4. The affiliate sends a ransom demand to their victim and manages the communication and payment process, sending decryption keys if the ransom is paid.
5. Double extortion features in most ransomware attacks. Here, the affiliate will pressure the victim into paying, by threatening to leak stolen data on the dark web. The leak site is managed by the ransomware operator, which also provides the affiliate with a pre-built payment portal.

It's difficult to accurately assess the financial impact of ransomware, given that many attacks aren't fully disclosed.

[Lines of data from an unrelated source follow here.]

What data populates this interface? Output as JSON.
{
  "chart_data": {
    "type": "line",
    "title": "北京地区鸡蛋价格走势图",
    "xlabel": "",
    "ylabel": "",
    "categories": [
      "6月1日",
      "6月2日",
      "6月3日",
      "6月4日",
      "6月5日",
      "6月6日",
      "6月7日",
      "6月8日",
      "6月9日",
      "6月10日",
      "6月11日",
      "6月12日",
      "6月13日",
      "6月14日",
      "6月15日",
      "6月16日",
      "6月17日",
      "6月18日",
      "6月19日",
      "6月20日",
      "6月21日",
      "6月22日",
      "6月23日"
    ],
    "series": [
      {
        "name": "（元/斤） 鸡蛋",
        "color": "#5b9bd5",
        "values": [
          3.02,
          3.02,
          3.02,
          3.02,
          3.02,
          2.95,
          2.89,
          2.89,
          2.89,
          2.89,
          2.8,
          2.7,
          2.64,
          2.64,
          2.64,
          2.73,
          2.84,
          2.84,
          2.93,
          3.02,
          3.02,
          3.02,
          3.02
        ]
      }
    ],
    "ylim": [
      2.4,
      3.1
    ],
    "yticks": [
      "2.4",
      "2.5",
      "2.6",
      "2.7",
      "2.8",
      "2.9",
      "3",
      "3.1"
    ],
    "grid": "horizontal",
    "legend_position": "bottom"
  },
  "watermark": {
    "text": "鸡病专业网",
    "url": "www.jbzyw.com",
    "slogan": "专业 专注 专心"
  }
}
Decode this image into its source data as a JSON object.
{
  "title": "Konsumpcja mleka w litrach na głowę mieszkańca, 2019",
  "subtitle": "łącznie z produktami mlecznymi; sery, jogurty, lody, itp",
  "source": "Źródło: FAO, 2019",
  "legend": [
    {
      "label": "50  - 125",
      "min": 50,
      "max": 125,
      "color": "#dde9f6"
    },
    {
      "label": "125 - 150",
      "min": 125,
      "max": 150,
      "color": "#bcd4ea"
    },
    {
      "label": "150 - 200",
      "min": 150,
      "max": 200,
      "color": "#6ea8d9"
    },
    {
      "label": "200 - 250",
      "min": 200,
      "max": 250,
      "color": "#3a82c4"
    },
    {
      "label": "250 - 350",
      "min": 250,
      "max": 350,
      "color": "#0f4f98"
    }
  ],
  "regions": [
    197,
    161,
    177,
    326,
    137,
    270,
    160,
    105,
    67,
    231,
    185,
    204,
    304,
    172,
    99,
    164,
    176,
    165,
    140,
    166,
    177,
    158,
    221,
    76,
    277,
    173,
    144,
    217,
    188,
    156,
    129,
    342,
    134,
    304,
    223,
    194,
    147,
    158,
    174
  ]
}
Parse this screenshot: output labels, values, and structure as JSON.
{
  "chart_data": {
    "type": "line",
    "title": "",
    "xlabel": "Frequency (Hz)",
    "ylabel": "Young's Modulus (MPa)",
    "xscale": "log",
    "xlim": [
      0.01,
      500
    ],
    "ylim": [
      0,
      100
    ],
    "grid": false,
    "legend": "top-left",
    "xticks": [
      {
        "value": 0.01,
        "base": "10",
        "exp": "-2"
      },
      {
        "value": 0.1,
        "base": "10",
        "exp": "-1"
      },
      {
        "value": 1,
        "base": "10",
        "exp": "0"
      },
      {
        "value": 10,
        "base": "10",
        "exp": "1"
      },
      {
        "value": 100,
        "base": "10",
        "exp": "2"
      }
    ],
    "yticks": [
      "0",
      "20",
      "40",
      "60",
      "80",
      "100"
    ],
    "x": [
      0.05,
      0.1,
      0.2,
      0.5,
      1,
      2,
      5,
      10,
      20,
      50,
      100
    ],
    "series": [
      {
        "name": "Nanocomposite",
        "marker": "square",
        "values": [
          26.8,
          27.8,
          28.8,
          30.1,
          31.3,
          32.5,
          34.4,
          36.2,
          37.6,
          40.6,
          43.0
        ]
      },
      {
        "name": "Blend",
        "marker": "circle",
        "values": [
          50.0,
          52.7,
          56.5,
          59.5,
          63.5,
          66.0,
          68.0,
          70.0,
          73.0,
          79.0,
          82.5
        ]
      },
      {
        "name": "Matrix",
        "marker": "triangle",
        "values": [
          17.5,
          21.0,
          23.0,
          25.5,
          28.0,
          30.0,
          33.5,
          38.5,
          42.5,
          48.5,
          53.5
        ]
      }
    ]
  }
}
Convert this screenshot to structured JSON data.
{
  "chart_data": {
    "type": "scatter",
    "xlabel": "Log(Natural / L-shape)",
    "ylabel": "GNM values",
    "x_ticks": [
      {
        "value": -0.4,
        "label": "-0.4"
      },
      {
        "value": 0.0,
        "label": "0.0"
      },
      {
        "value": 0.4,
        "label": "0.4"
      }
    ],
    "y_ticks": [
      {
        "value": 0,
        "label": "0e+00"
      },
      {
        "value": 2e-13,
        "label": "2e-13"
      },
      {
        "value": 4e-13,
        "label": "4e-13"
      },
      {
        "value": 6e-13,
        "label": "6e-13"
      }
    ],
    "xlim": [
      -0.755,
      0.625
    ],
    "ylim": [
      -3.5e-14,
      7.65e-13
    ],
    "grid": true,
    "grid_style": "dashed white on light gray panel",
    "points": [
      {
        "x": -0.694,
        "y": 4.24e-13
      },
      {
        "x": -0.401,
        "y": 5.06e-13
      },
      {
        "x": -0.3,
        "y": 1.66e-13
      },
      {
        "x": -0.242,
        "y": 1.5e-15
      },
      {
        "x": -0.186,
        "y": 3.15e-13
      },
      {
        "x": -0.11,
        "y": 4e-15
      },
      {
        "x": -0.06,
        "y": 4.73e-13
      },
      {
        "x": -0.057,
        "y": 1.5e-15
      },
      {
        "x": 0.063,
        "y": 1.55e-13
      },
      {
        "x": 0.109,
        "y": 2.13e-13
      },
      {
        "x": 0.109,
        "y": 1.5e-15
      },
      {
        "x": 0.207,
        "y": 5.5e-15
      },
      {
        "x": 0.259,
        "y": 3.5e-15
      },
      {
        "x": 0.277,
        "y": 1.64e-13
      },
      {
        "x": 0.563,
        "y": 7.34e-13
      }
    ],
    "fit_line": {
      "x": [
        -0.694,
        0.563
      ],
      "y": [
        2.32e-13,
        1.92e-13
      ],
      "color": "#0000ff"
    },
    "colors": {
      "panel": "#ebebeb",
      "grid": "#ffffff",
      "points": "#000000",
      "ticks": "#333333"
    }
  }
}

The Internet Crime Complaint Center (IC3) is a division of the Federal Bureau of Investigation (FBI) concerning suspected Internet-facilitated criminal activity. IC3 works with law enforcement authorities and industry partners, to collect and analyze information for public awareness, investigative, and intelligence purposes. The (IC3) released its 2021 cyber crime report highlighting the threat that ransomware attacks pose to critical infrastructure entities. According to the report, the IC3 received 847,376 complaints in 2021 on all internet crimes, with losses amounting to $6.9 billion and cites that adjusted losses from attacks equated to more than $49.2 million in 2021. One business process outsourcer alone recently admitted that a 2021 attack likely cost it nearly $35 million.

According to a report from Coveware, the average ransom payment surged 130% from Q3 to Q4 in 2021. But this is just one factor to consider. Victims are on the hook for both significant financial and reputational damage, including:

• Regulatory fines, especially if data is stolen or leaked
• Customer churn and reputational damage
• Lost output
• Lost sales
• Legal costs, especially if class action lawsuits follow a data breach
• IT overtime to remediate and restore
• Third-party fees for forensics, investigations, etc.

Time is money when it comes to ransomware. Even if your organization has backups to restore from, it can be days before systems are back up and running, which can have a significant operational and financial impact. As the Coveware report indicates, the average ransomware case in Q4 2021 lasted 20 Days. It claims the most serious cost from ransomware is that associated with business interruption.